This week's Sports Illustrated examines performance enhancing drugs. While athletes, particularly professionals, have received the brunt of criticism when it comes to steroids and other PEDs, Sports Illustrated looks at the larger issue of an entire society obsessed with improved performance and better looks. We want to be bigger (or slimmer), faster, stronger. And we want it now.
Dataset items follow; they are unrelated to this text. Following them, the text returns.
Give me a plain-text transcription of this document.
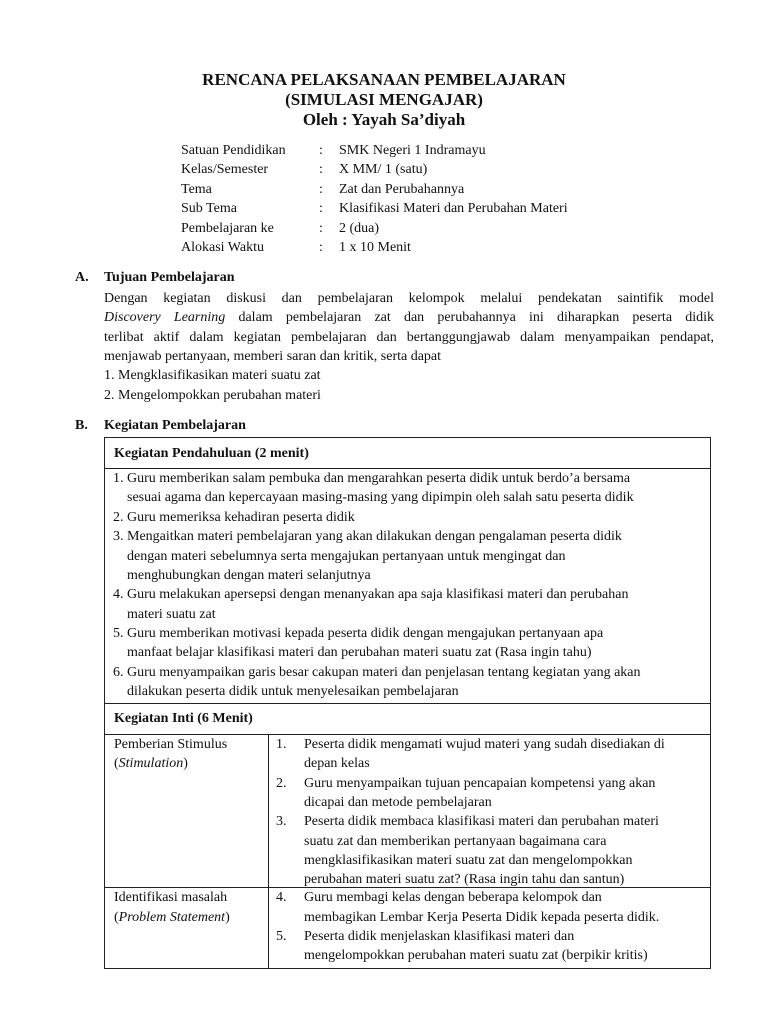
RENCANA PELAKSANAAN PEMBELAJARAN
(SIMULASI MENGAJAR)
Oleh : Yayah Sa’diyah
Satuan Pendidikan	:	SMK Negeri 1 Indramayu
Kelas/Semester	:	X MM/ 1 (satu)
Tema	:	Zat dan Perubahannya
Sub Tema	:	Klasifikasi Materi dan Perubahan Materi
Pembelajaran ke	:	2 (dua)
Alokasi Waktu	:	1 x 10 Menit
A. Tujuan Pembelajaran
Dengan kegiatan diskusi dan pembelajaran kelompok melalui pendekatan saintifik model
Discovery Learning dalam pembelajaran zat dan perubahannya ini diharapkan peserta didik
terlibat aktif dalam kegiatan pembelajaran dan bertanggungjawab dalam menyampaikan pendapat,
menjawab pertanyaan, memberi saran dan kritik, serta dapat
1. Mengklasifikasikan materi suatu zat
2. Mengelompokkan perubahan materi
B. Kegiatan Pembelajaran
Kegiatan Pendahuluan (2 menit)
1. Guru memberikan salam pembuka dan mengarahkan peserta didik untuk berdo’a bersama
sesuai agama dan kepercayaan masing-masing yang dipimpin oleh salah satu peserta didik
2. Guru memeriksa kehadiran peserta didik
3. Mengaitkan materi pembelajaran yang akan dilakukan dengan pengalaman peserta didik
dengan materi sebelumnya serta mengajukan pertanyaan untuk mengingat dan
menghubungkan dengan materi selanjutnya
4. Guru melakukan apersepsi dengan menanyakan apa saja klasifikasi materi dan perubahan
materi suatu zat
5. Guru memberikan motivasi kepada peserta didik dengan mengajukan pertanyaan apa
manfaat belajar klasifikasi materi dan perubahan materi suatu zat (Rasa ingin tahu)
6. Guru menyampaikan garis besar cakupan materi dan penjelasan tentang kegiatan yang akan
dilakukan peserta didik untuk menyelesaikan pembelajaran
Kegiatan Inti (6 Menit)
Pemberian Stimulus
(Stimulation)
1. Peserta didik mengamati wujud materi yang sudah disediakan di
depan kelas
2. Guru menyampaikan tujuan pencapaian kompetensi yang akan
dicapai dan metode pembelajaran
3. Peserta didik membaca klasifikasi materi dan perubahan materi
suatu zat dan memberikan pertanyaan bagaimana cara
mengklasifikasikan materi suatu zat dan mengelompokkan
perubahan materi suatu zat? (Rasa ingin tahu dan santun)
Identifikasi masalah
(Problem Statement)
4. Guru membagi kelas dengan beberapa kelompok dan
membagikan Lembar Kerja Peserta Didik kepada peserta didik.
5. Peserta didik menjelaskan klasifikasi materi dan
mengelompokkan perubahan materi suatu zat (berpikir kritis)
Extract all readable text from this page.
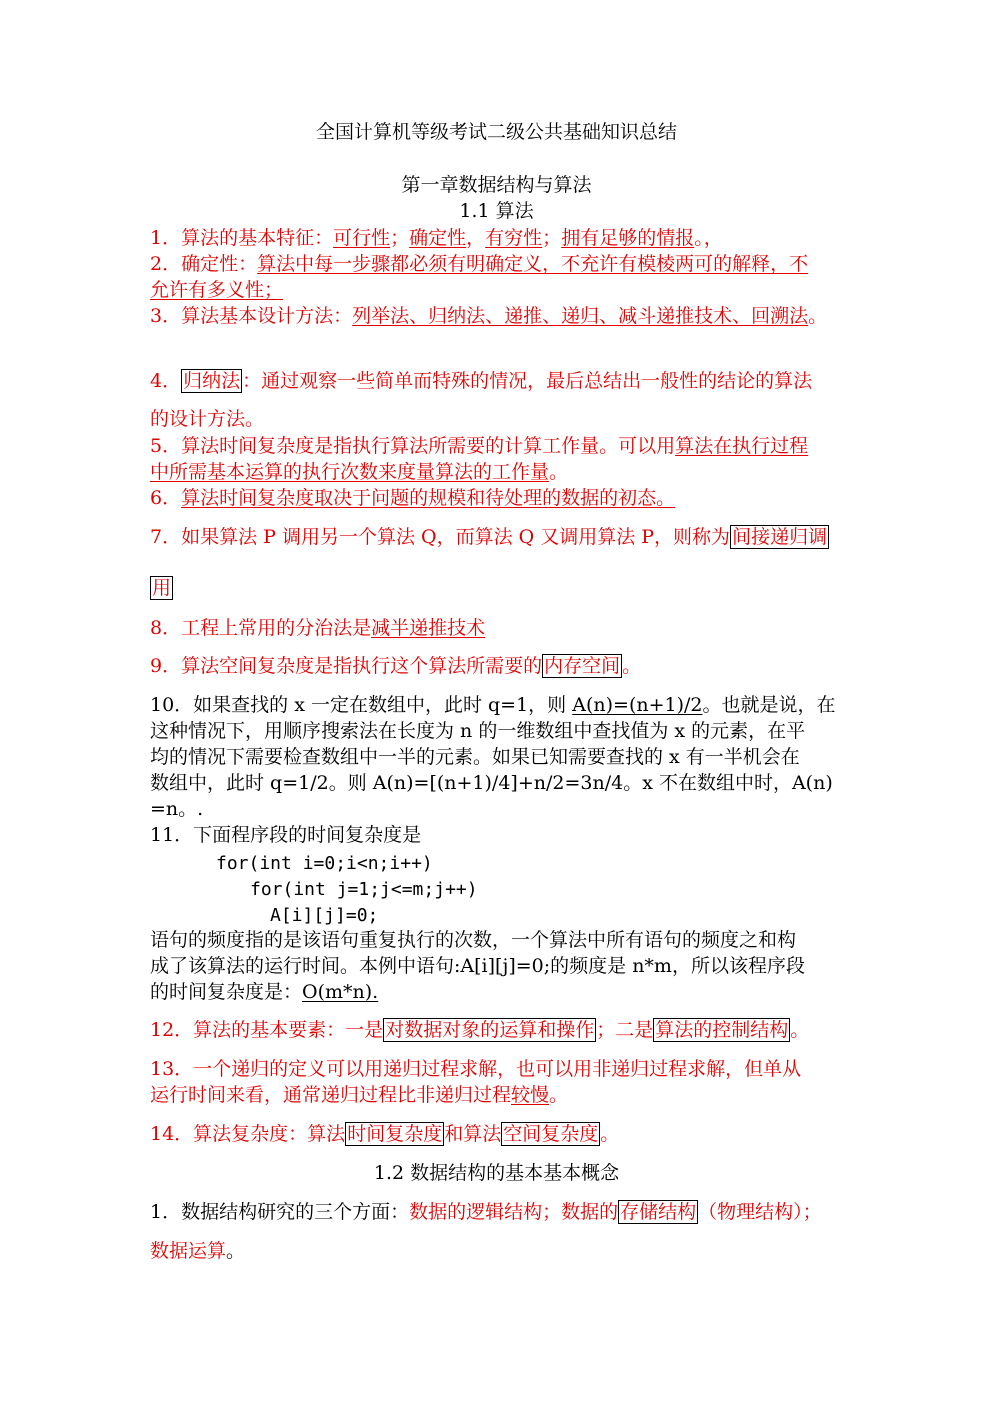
全国计算机等级考试二级公共基础知识总结
第一章数据结构与算法
1.1 算法
1．算法的基本特征：可行性；确定性，有穷性；拥有足够的情报。，
2．确定性：算法中每一步骤都必须有明确定义，不充许有模棱两可的解释，不
允许有多义性；
3．算法基本设计方法：列举法、归纳法、递推、递归、减斗递推技术、回溯法。
4． 归纳法 ：通过观察一些简单而特殊的情况，最后总结出一般性的结论的算法
的设计方法。
5．算法时间复杂度是指执行算法所需要的计算工作量。可以用算法在执行过程
中所需基本运算的执行次数来度量算法的工作量。
6．算法时间复杂度取决于问题的规模和待处理的数据的初态。
7．如果算法 P 调用另一个算法 Q，而算法 Q 又调用算法 P，则称为 间接递归调
用
8．工程上常用的分治法是减半递推技术
9．算法空间复杂度是指执行这个算法所需要的 内存空间 。
10．如果查找的 x 一定在数组中，此时 q=1，则 A(n)=(n+1)/2。也就是说，在
这种情况下，用顺序搜索法在长度为 n 的一维数组中查找值为 x 的元素，在平
均的情况下需要检查数组中一半的元素。如果已知需要查找的 x 有一半机会在
数组中，此时 q=1/2。则 A(n)=[(n+1)/4]+n/2=3n/4。x 不在数组中时，A(n)
=n。.
11．下面程序段的时间复杂度是
for(int i=0;i<n;i++)
for(int j=1;j<=m;j++)
A[i][j]=0;
语句的频度指的是该语句重复执行的次数，一个算法中所有语句的频度之和构
成了该算法的运行时间。本例中语句:A[i][j]=0;的频度是 n*m，所以该程序段
的时间复杂度是：O(m*n).
12．算法的基本要素：一是 对数据对象的运算和操作 ；二是 算法的控制结构 。
13．一个递归的定义可以用递归过程求解，也可以用非递归过程求解，但单从
运行时间来看，通常递归过程比非递归过程较慢。
14．算法复杂度：算法 时间复杂度 和算法 空间复杂度 。
1.2 数据结构的基本基本概念
1．数据结构研究的三个方面：数据的逻辑结构；数据的 存储结构 （物理结构）；
数据运算。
There is an economic incentive to objectively performing or subjectively looking better. The reward for hitting .300 or having a face and body like Kate Moss can be tens of millions of dollars. As a result many young people -- often with implied approval from not just society, but also parents and coaches -- gladly accept the risk/reward tradeoff, especially if they believe it increases their chances at big bucks and glory. From the public's standpoint, we don't know much of a pro athlete or supermodel's success is the result of genetics and hard work or something illegal and unhealthy. But that really doesn't matter, does it? In the end, our society emphasizes a "just win, baby" mentality far more than hard-to-grasp concepts like health and fair play. Just don't get caught cheating, baby! (Too bad the negative effects of athletes using steroids can't be graphically depicted like bad celebrity plastic surgery.)
SI's Jack McCallum sums it up nicely:
We are a juiced nation. We are a nation on dope. We are a nation looking for enhancement, a way to age gracefully, perform better and longer, and, at the outer edge, vanquish what was once considered that alltime undefeated opponent known as aging. We do that by Botoxing our wrinkles, lifting our faces, reconstructing our noses, despidering our veins, tucking our tummies, augmenting our breasts and taking a little pill to make sure we're ready when, you know, the right time presents itself. We also do it by injecting human growth hormone (HGH) and testosterone, America's new golden pharmaceutical couple.
The SI report also includes an important, "[Guide] to testing policies, from pros to high school."